I would expect that the Scientology cult hired someone outside of their cult to murder you -- probably a Gambino Mafia lawyer or Gambino operator, if I had a guess. I don't think that any of the upper-crust criminals would dare to get their hands that dirty. Hubbard hired Heber, so the story goes, to provide an additional layer of isolation between his felonies and the law.
From: paulettec@aol.com (Paulettec)
Date: 17 Aug 2003 12:16:00 GMT
Subject: Re: honoring Paulette Cooper
Message-ID: <20030817081600.21270.00000165@mb-m10.aol.com>
I don't think guns of professionals are that likely to misfire, or that someone a Mafia member is choking would be able to break away and scream, and that the perpetrator would then run away -- which is what happened. I think it was an amateur job...
Paulette Cooper
Message-ID: <3F3F9C31.1090102@cox.net>
Date: Sun, 17 Aug 2003 08:16:01 -0700
From: barb
Subject: Re: honoring Paulette Cooper
Paulettec wrote:
> I don't think guns of professionals are that likely to misfire, or that someone
> a Mafia member is choking would be able to break away and scream, and that the
> perpetrator would then run away -- which is what happened. I think it was an
> amateur job...
>
> Paulette Cooper
Having thought about it a while, I'm still torn between it being a real, albeit inept attempt at murder, or part of the seedy carnival show Arnie likens Scientology to. A misfire AND a bungled strangling attempt?

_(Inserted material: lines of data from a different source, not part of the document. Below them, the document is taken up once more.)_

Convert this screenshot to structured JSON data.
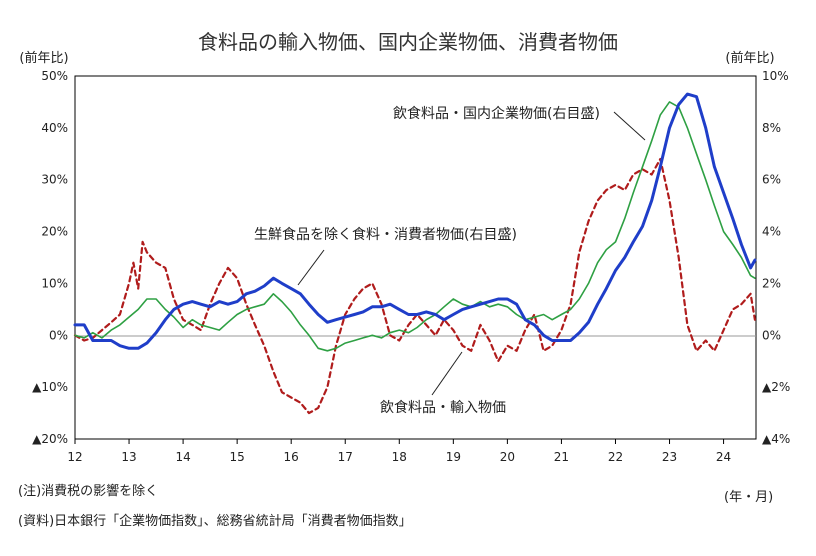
{
  "chart_data": {
    "type": "line",
    "title": "食料品の輸入物価、国内企業物価、消費者物価",
    "left_axis": {
      "unit_label": "(前年比)",
      "range": [
        -20,
        50
      ],
      "ticks": [
        50,
        40,
        30,
        20,
        10,
        0,
        -10,
        -20
      ],
      "tick_labels": [
        "50%",
        "40%",
        "30%",
        "20%",
        "10%",
        "0%",
        "▲10%",
        "▲20%"
      ]
    },
    "right_axis": {
      "unit_label": "(前年比)",
      "range": [
        -4,
        10
      ],
      "ticks": [
        10,
        8,
        6,
        4,
        2,
        0,
        -2,
        -4
      ],
      "tick_labels": [
        "10%",
        "8%",
        "6%",
        "4%",
        "2%",
        "0%",
        "▲2%",
        "▲4%"
      ]
    },
    "x_axis": {
      "unit_label": "(年・月)",
      "range": [
        12,
        24.6
      ],
      "ticks": [
        12,
        13,
        14,
        15,
        16,
        17,
        18,
        19,
        20,
        21,
        22,
        23,
        24
      ],
      "tick_labels": [
        "12",
        "13",
        "14",
        "15",
        "16",
        "17",
        "18",
        "19",
        "20",
        "21",
        "22",
        "23",
        "24"
      ]
    },
    "series": [
      {
        "name": "飲食料品・輸入物価",
        "axis": "left",
        "style": "dashed",
        "color": "#b01c1c",
        "x": [
          12.0,
          12.17,
          12.33,
          12.5,
          12.67,
          12.83,
          13.0,
          13.08,
          13.17,
          13.25,
          13.33,
          13.5,
          13.67,
          13.83,
          14.0,
          14.17,
          14.33,
          14.5,
          14.67,
          14.83,
          15.0,
          15.17,
          15.33,
          15.5,
          15.67,
          15.83,
          16.0,
          16.17,
          16.33,
          16.5,
          16.67,
          16.83,
          17.0,
          17.17,
          17.33,
          17.5,
          17.67,
          17.83,
          18.0,
          18.17,
          18.33,
          18.5,
          18.67,
          18.83,
          19.0,
          19.17,
          19.33,
          19.5,
          19.67,
          19.83,
          20.0,
          20.17,
          20.33,
          20.5,
          20.67,
          20.83,
          21.0,
          21.17,
          21.33,
          21.5,
          21.67,
          21.83,
          22.0,
          22.17,
          22.33,
          22.5,
          22.67,
          22.83,
          23.0,
          23.17,
          23.33,
          23.5,
          23.67,
          23.83,
          24.0,
          24.17,
          24.33,
          24.5,
          24.58
        ],
        "values": [
          0,
          -1,
          -0.5,
          1,
          2.5,
          4,
          10,
          14,
          9,
          18,
          16,
          14,
          13,
          7,
          3,
          2,
          1,
          6,
          10,
          13,
          11,
          6,
          2,
          -2,
          -7,
          -11,
          -12,
          -13,
          -15,
          -14,
          -10,
          -2,
          4,
          7,
          9,
          10,
          6,
          0,
          -1,
          2,
          4,
          2,
          0,
          3,
          1,
          -2,
          -3,
          2,
          -1,
          -5,
          -2,
          -3,
          1,
          4,
          -3,
          -2,
          1,
          6,
          16,
          22,
          26,
          28,
          29,
          28,
          31,
          32,
          31,
          34,
          26,
          15,
          2,
          -3,
          -1,
          -3,
          1,
          5,
          6,
          8,
          3
        ]
      },
      {
        "name": "飲食料品・国内企業物価(右目盛)",
        "axis": "right",
        "style": "solid",
        "color": "#2ea043",
        "x": [
          12.0,
          12.17,
          12.33,
          12.5,
          12.67,
          12.83,
          13.0,
          13.17,
          13.33,
          13.5,
          13.67,
          13.83,
          14.0,
          14.17,
          14.33,
          14.5,
          14.67,
          14.83,
          15.0,
          15.17,
          15.33,
          15.5,
          15.67,
          15.83,
          16.0,
          16.17,
          16.33,
          16.5,
          16.67,
          16.83,
          17.0,
          17.17,
          17.33,
          17.5,
          17.67,
          17.83,
          18.0,
          18.17,
          18.33,
          18.5,
          18.67,
          18.83,
          19.0,
          19.17,
          19.33,
          19.5,
          19.67,
          19.83,
          20.0,
          20.17,
          20.33,
          20.5,
          20.67,
          20.83,
          21.0,
          21.17,
          21.33,
          21.5,
          21.67,
          21.83,
          22.0,
          22.17,
          22.33,
          22.5,
          22.67,
          22.83,
          23.0,
          23.17,
          23.33,
          23.5,
          23.67,
          23.83,
          24.0,
          24.17,
          24.33,
          24.5,
          24.58
        ],
        "values": [
          0.0,
          -0.1,
          0.1,
          -0.1,
          0.2,
          0.4,
          0.7,
          1.0,
          1.4,
          1.4,
          1.0,
          0.7,
          0.3,
          0.6,
          0.4,
          0.3,
          0.2,
          0.5,
          0.8,
          1.0,
          1.1,
          1.2,
          1.6,
          1.3,
          0.9,
          0.4,
          0.0,
          -0.5,
          -0.6,
          -0.5,
          -0.3,
          -0.2,
          -0.1,
          0.0,
          -0.1,
          0.1,
          0.2,
          0.1,
          0.3,
          0.6,
          0.8,
          1.1,
          1.4,
          1.2,
          1.1,
          1.3,
          1.1,
          1.2,
          1.1,
          0.8,
          0.6,
          0.7,
          0.8,
          0.6,
          0.8,
          1.0,
          1.4,
          2.0,
          2.8,
          3.3,
          3.6,
          4.5,
          5.5,
          6.5,
          7.5,
          8.5,
          9.0,
          8.8,
          8.0,
          7.0,
          6.0,
          5.0,
          4.0,
          3.5,
          3.0,
          2.3,
          2.2
        ]
      },
      {
        "name": "生鮮食品を除く食料・消費者物価(右目盛)",
        "axis": "right",
        "style": "solid",
        "color": "#1f3ec9",
        "x": [
          12.0,
          12.17,
          12.33,
          12.5,
          12.67,
          12.83,
          13.0,
          13.17,
          13.33,
          13.5,
          13.67,
          13.83,
          14.0,
          14.17,
          14.33,
          14.5,
          14.67,
          14.83,
          15.0,
          15.17,
          15.33,
          15.5,
          15.67,
          15.83,
          16.0,
          16.17,
          16.33,
          16.5,
          16.67,
          16.83,
          17.0,
          17.17,
          17.33,
          17.5,
          17.67,
          17.83,
          18.0,
          18.17,
          18.33,
          18.5,
          18.67,
          18.83,
          19.0,
          19.17,
          19.33,
          19.5,
          19.67,
          19.83,
          20.0,
          20.17,
          20.33,
          20.5,
          20.67,
          20.83,
          21.0,
          21.17,
          21.33,
          21.5,
          21.67,
          21.83,
          22.0,
          22.17,
          22.33,
          22.5,
          22.67,
          22.83,
          23.0,
          23.17,
          23.33,
          23.5,
          23.67,
          23.83,
          24.0,
          24.17,
          24.33,
          24.5,
          24.58
        ],
        "values": [
          0.4,
          0.4,
          -0.2,
          -0.2,
          -0.2,
          -0.4,
          -0.5,
          -0.5,
          -0.3,
          0.1,
          0.6,
          1.0,
          1.2,
          1.3,
          1.2,
          1.1,
          1.3,
          1.2,
          1.3,
          1.6,
          1.7,
          1.9,
          2.2,
          2.0,
          1.8,
          1.6,
          1.2,
          0.8,
          0.5,
          0.6,
          0.7,
          0.8,
          0.9,
          1.1,
          1.1,
          1.2,
          1.0,
          0.8,
          0.8,
          0.9,
          0.8,
          0.6,
          0.8,
          1.0,
          1.1,
          1.2,
          1.3,
          1.4,
          1.4,
          1.2,
          0.6,
          0.4,
          0.0,
          -0.2,
          -0.2,
          -0.2,
          0.1,
          0.5,
          1.2,
          1.8,
          2.5,
          3.0,
          3.6,
          4.2,
          5.2,
          6.5,
          8.0,
          8.9,
          9.3,
          9.2,
          8.0,
          6.5,
          5.5,
          4.5,
          3.5,
          2.6,
          2.9
        ]
      }
    ],
    "annotations": [
      {
        "text": "飲食料品・国内企業物価(右目盛)",
        "points_to": "飲食料品・国内企業物価(右目盛)"
      },
      {
        "text": "生鮮食品を除く食料・消費者物価(右目盛)",
        "points_to": "生鮮食品を除く食料・消費者物価(右目盛)"
      },
      {
        "text": "飲食料品・輸入物価",
        "points_to": "飲食料品・輸入物価"
      }
    ]
  },
  "notes": {
    "note1": "(注)消費税の影響を除く",
    "note2": "(資料)日本銀行「企業物価指数」、総務省統計局「消費者物価指数」"
  }
}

Remember, their goal was to try and drive you crazy back then. It could have been another attempt to drive you over the edge with fear. I guess we'll never know, unless that individual comes forward and speaks out about it.
-- barb Chaplain, ARS
"After over 50 years, what has Scientology given the world? Misery, hopelessness, broken families, desolation, death." -Shydavid
"I remember when my son said "Every day should be Mother's Day." But those were the days before L Ron Hubbard came into his life."